Ce qui EST important est de faire surgir partout dans les territoires des fabriques, des entreprises individuelles et collectives, des réseaux. Et pour cela aider (AMI), éduquer (déjà fait ailleurs), les territoires les plus nécessiteux. Le cadre juridique est un point

important et nécessaire, mais ce n’est pas au centre de tout. L’important est de stimuler la rencontre, l’innovation, l’entreprenariat et, ensuite, l’essaimage. Une initiative bonne, partagée, correspondant à un projet local perdurera, si non elle disparaitra. Le CNTL, ne doit-il pas surtout:

  • Assurer la diversité
  • Aider au financement
  • Aider à la promotion
  • Stimuler la formation et l’accompagnement?

Tout à fait Christian. La diversité des projets est nécessaire pour coller aux besoins de chaque territoire et de chaque communauté.

Une des réflexions ici était qu’est-ce qui fait TIERS. C’est donc le collectif, qui n’est pas l’individu ni l’Etat, tout est le monde semble être d’accord sur ce point.

Et donc comment peut s’organiser efficacement un collectif ? Comment “faire ensemble” comme le disait la Mission Tiers-lieu ? Et mon approche n’est là pas du tout dogmatique, mais priorise l’efficacité et la pérennité.
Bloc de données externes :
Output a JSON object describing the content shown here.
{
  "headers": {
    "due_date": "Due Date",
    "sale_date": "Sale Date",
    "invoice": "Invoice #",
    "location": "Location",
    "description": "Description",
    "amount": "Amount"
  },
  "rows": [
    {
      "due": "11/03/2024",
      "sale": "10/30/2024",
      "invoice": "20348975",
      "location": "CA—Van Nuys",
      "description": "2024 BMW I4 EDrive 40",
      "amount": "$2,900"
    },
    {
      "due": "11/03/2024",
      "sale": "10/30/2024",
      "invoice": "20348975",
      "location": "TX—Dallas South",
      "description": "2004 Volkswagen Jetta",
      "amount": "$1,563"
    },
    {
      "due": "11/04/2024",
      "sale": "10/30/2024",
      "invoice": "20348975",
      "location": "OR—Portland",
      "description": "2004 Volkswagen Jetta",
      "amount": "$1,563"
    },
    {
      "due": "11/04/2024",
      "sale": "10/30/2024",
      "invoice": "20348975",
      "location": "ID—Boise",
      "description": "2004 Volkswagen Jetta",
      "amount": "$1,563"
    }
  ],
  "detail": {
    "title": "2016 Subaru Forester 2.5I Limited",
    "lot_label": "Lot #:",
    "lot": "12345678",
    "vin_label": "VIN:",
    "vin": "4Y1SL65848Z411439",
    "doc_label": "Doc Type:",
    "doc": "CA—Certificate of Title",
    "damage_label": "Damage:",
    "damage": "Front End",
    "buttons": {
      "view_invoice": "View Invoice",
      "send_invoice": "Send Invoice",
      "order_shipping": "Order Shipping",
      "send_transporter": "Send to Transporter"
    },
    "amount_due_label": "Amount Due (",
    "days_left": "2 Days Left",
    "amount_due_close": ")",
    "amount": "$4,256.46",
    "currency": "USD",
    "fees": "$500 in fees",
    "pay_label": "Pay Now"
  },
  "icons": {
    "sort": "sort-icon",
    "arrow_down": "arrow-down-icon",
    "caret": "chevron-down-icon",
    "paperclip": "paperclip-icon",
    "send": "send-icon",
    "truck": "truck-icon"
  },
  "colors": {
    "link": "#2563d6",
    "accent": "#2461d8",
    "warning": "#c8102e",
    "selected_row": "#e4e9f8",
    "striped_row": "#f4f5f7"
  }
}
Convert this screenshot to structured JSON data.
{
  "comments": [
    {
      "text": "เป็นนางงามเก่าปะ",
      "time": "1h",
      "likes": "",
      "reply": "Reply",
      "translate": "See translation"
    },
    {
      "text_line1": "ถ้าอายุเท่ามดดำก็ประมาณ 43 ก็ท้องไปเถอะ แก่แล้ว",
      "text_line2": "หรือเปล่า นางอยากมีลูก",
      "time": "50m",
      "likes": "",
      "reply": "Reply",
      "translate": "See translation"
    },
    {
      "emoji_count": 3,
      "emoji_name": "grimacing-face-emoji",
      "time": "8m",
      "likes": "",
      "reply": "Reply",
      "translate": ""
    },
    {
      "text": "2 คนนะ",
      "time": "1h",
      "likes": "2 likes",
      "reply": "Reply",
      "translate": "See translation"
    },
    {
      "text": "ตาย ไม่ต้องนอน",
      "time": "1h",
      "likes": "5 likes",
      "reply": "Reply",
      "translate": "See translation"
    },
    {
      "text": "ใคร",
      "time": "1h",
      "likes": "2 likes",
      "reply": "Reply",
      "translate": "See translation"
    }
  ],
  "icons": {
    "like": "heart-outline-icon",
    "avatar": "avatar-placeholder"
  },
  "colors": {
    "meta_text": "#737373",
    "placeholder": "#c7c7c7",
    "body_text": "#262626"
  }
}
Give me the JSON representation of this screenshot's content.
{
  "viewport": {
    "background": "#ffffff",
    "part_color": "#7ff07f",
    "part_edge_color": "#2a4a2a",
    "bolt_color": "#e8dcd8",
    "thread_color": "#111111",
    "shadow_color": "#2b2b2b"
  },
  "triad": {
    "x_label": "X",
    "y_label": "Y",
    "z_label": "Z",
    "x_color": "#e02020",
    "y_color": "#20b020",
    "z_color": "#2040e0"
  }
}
Les exemples d’échecs de coworking sans âme (parce que sans implication d’un collectif) ou de lieux gérés par des collectivités n’ayant pas intégrées de parties prenantes sont nombreux et devraient maintenant nous permettre de faire émerger quelques bonnes pratiques organisationnelles des tiers-lieux.

Les systèmes collectifs, structurellement démocratiques, associatifs ou coopératifs (souvent nommés “tiers-secteur”) semblent plus efficaces tout simplement par l’implication financière et à la gouvernance des différentes parties prenantes engagées dans ce projet, dont les membres de la communauté, les acteurs du territoire d’implantation et les salariés de la structure. Et si le statut juridique n’assure pas la dynamique collective, parce qu’elle doit s’animer, il en donne une possibilité structurelle.

Il serait néanmoins intéressant d’étudier par un Observatoire des tiers-lieux, les dynamiques de pérennité et d’utilité territoriale / sociale des différents types de lieux pour “mieux vivre ensemble”.